Yes. It's known to be transcendental. The sequence of coefficients of your number is a variant of a Sturmian sequence. It has very low complexity. The definition of this: let the digit sequence be $a_1,a_2,a_3\ldots$ taking values in $ \lbrace 0,1\ldots,d-1 \rbrace ^{\mathbb N}$. A subword of length $k$ is a string $a_ia_{i+1}a_{i+2}\ldots a_{i+k-1}$. The complexity, $p(k)$, is a function from $\mathbb N$ to $\mathbb N$ taking $k$ to the number of subwords of the sequence of length $k$.
In a 2007 paper in the Annals of Mathematics (vol 165, p547--565), Adamczewski and Bugeaud (On the complexity of algebraic numbers. I. Expansions in integer bases) showed that if a number is algebraic, then its digit sequence in base $b$ has complexity satisfying $p(k)/k\to\infty$.
In your case, the complexity of the sequence of base 2 digits satisfies $p(k)=2k$. How to see this?
Define a map $f$ from $[0,1)$ to $\lbrace 0,1\rbrace$ by $f(x)=1$ if $x\in [0,1/2)$ and 0 otherwise.
The $n$th term of your sequence is $f(\alpha n\bmod 1)$, where $\alpha=1/(2\pi)$. Write $T$ for the transformation from $[0,1)$ to itself given by $T(x)=x+\alpha\bmod 1$. Then the $n$th term is just $f(T^n0)$. The sub-block of the digit sequence of length $k$ starting at the $j$th term is $f(T^j0)\ldots f(T^{j+k-1}0)$. Since the $T^j0$ are dense in $[0,1)$, we need to ask how many blocks $f(x)\ldots f(T^{k-1}x)$ are possible.
Consider taking $x=0$ and moving it around the circle (=$[0,1)$) once.

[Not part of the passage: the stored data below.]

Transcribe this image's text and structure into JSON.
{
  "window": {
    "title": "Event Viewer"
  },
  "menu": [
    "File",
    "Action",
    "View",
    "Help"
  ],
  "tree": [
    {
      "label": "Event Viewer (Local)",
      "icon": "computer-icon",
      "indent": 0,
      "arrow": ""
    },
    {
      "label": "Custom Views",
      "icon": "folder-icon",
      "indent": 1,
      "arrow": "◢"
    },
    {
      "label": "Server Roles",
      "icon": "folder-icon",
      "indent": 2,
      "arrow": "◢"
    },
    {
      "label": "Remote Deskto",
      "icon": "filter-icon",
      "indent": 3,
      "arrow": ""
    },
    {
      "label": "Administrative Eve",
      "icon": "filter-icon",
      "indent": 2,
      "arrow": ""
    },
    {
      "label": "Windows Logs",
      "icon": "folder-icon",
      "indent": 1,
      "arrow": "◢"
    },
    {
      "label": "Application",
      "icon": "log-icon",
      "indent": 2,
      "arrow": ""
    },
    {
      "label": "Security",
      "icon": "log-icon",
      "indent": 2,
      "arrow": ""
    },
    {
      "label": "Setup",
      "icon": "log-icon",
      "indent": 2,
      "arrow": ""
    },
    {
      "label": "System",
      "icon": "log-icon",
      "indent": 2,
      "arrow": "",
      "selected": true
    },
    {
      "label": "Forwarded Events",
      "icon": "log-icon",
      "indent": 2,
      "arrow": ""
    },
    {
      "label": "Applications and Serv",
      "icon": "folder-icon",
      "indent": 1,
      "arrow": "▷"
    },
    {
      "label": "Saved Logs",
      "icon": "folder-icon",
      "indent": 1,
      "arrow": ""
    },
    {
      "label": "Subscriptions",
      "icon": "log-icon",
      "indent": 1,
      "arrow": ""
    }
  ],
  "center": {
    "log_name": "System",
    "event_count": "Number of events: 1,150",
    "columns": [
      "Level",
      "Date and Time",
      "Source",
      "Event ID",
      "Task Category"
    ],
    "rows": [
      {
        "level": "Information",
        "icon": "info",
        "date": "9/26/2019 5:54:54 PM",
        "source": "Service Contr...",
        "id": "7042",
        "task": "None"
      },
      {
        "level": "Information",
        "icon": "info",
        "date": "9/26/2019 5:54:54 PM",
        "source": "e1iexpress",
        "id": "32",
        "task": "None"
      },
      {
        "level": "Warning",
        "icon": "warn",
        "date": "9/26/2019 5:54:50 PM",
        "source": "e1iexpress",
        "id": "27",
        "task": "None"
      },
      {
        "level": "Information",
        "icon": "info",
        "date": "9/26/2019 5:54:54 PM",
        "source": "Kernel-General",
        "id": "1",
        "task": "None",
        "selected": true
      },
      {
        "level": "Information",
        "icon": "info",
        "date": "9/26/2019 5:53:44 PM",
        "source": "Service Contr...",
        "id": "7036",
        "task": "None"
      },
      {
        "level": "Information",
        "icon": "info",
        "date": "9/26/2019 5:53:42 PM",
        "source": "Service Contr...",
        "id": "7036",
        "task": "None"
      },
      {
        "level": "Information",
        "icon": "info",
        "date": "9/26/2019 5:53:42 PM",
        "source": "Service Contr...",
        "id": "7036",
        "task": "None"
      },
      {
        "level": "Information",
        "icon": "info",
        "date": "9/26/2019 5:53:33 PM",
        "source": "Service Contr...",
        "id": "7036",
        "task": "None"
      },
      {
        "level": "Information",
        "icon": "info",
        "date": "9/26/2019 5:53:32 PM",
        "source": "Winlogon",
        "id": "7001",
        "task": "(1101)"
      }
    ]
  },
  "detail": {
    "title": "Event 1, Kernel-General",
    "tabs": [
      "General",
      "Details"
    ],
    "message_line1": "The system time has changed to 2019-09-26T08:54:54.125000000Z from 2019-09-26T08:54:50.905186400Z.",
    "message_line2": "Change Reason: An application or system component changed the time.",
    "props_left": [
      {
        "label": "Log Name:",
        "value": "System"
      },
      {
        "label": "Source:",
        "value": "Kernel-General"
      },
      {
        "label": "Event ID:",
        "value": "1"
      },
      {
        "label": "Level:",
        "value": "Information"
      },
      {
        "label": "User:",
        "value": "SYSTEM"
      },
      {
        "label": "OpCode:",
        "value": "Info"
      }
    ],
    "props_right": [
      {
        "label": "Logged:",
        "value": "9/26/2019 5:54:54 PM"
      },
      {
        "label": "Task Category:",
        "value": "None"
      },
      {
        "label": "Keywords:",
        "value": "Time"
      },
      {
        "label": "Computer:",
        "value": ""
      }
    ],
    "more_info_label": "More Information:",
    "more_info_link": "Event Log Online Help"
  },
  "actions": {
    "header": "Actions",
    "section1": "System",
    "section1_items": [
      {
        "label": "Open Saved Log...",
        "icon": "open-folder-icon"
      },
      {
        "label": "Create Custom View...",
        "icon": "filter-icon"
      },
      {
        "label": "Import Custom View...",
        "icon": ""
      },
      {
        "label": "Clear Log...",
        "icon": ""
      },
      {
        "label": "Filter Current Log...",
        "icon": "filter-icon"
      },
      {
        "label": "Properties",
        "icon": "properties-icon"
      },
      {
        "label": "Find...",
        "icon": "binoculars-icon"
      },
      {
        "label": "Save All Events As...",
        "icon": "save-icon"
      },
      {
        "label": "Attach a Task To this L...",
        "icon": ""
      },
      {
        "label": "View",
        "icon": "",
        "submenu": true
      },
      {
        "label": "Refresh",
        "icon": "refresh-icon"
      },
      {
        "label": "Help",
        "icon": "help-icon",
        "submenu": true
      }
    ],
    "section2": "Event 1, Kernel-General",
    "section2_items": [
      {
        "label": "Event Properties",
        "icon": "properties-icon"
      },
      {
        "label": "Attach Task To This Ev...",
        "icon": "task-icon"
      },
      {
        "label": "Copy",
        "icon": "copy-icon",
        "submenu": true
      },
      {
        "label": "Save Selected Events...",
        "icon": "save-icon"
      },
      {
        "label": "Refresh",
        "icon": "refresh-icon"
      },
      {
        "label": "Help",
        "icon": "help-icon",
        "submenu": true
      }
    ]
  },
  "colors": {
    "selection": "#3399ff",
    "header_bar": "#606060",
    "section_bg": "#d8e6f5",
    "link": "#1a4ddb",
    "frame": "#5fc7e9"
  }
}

As you move it, the $T^ix$ also each move around the circle one time. The sequence changes each time one of the $(T^ix)_{0\le i< k}$ crosses 0 or 1/2. This is a total of $2k$ changes. Hence the sequence takes on $2k$ values as $x$ moves around the circle, hence the estimate for the complexity.